Une telle adaptation est particulièrement nécessaire pour des raisons de clarté et de transparence de l'information du Parlement. L'importance des montants des nombreux prêts consentis aux exploitants d'aéroports en réaction à la crise sanitaire, ainsi que les lenteurs dont peut faire preuve la Commission européenne dans ses versement aux opérateurs de l'État rendaient d'autant plus indispensable cette évolution.


* 82 Loi organique n° 2001-692 du 1 er août 2001 relative aux lois de finances.

* 83 Loi n° 2005-1719 du 30 décembre 2005 de finances pour 2006.

* 84 Rapport spécial n° 163 (2021-2022) de M. Jérôme Bascher sur la loi de finances pour 2022, annexe n° 13 « Engagements financiers de l'État » au rapport général.

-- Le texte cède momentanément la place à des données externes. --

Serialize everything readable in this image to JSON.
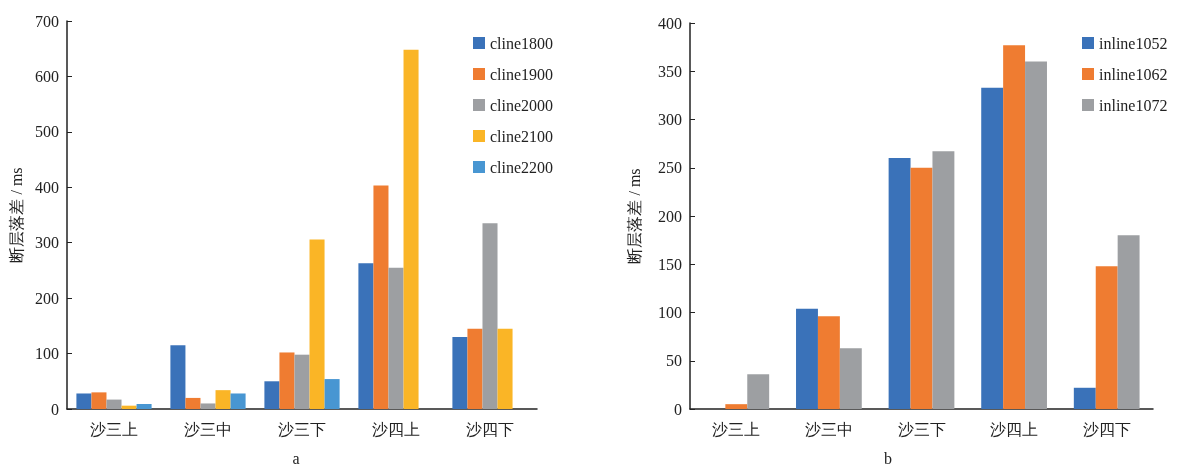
{
  "chart_data": [
    {
      "type": "bar",
      "title": "a",
      "ylabel": "断层落差 / ms",
      "categories": [
        "沙三上",
        "沙三中",
        "沙三下",
        "沙四上",
        "沙四下"
      ],
      "ylim": [
        0,
        700
      ],
      "yticks": [
        0,
        100,
        200,
        300,
        400,
        500,
        600,
        700
      ],
      "grid": false,
      "legend": "top right",
      "series": [
        {
          "name": "cline1800",
          "color": "#3a72b9",
          "values": [
            28,
            115,
            50,
            263,
            130
          ]
        },
        {
          "name": "cline1900",
          "color": "#ef7c31",
          "values": [
            30,
            20,
            102,
            403,
            145
          ]
        },
        {
          "name": "cline2000",
          "color": "#9d9fa2",
          "values": [
            17,
            10,
            98,
            255,
            335
          ]
        },
        {
          "name": "cline2100",
          "color": "#fab526",
          "values": [
            6,
            34,
            306,
            648,
            145
          ]
        },
        {
          "name": "cline2200",
          "color": "#4896d2",
          "values": [
            9,
            28,
            54,
            null,
            null
          ]
        }
      ]
    },
    {
      "type": "bar",
      "title": "b",
      "ylabel": "断层落差 / ms",
      "categories": [
        "沙三上",
        "沙三中",
        "沙三下",
        "沙四上",
        "沙四下"
      ],
      "ylim": [
        0,
        400
      ],
      "yticks": [
        0,
        50,
        100,
        150,
        200,
        250,
        300,
        350,
        400
      ],
      "grid": false,
      "legend": "top right",
      "series": [
        {
          "name": "inline1052",
          "color": "#3a72b9",
          "values": [
            null,
            104,
            260,
            333,
            22
          ]
        },
        {
          "name": "inline1062",
          "color": "#ef7c31",
          "values": [
            5,
            96,
            250,
            377,
            148
          ]
        },
        {
          "name": "inline1072",
          "color": "#9d9fa2",
          "values": [
            36,
            63,
            267,
            360,
            180
          ]
        }
      ]
    }
  ]
}
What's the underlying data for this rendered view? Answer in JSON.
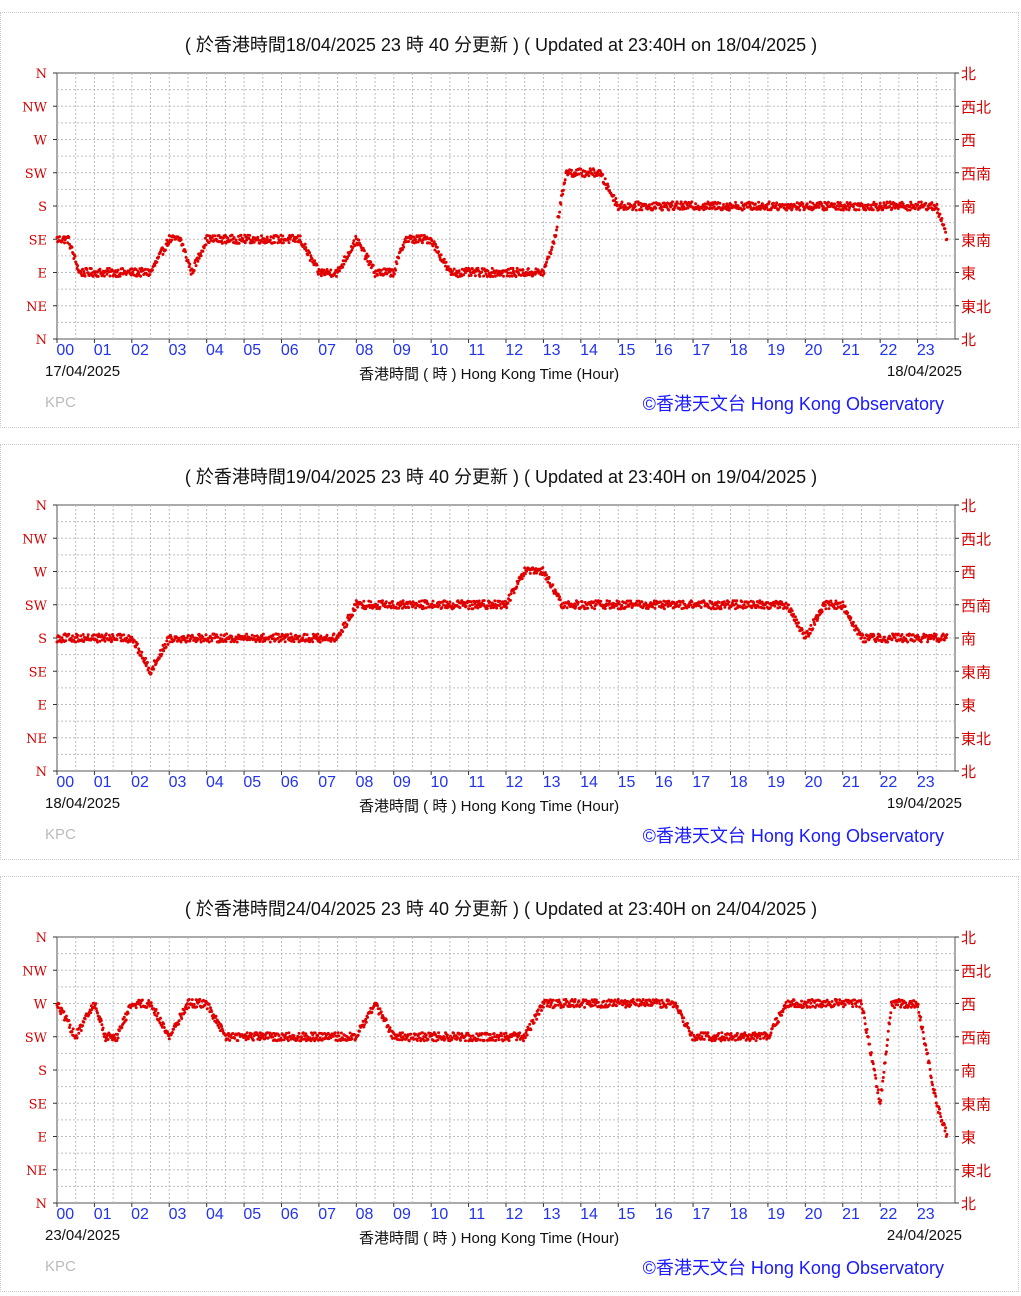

* 85 Réponses au questionnaire budgétaire du rapporteur spécial. Ce chiffre est établi avant modification du périmètre du compte de concours financiers, qui ne serait juridiquement effective qu'en cas d'adoption du projet loi de finances pour 2023.

* 86 Rapport spécial n° 138 (2020-2021) de M. Jérôme Bascher sur la loi de finances pour 2021, annexe n° 13 « Engagements financiers de l'État » au rapport général.

* 87 La Cour des comptes, dans sa note d'exécution budgétaire de 2021 sur la loi de finances pour 2020, avait d'ailleurs également mis en avant les anomalies du compte de concours financier. Voir note d'exécution budgétaire, Compte de concours financiers « Avances à divers services de l'État ou organismes gérant des services publics », Cour des comptes, 2021.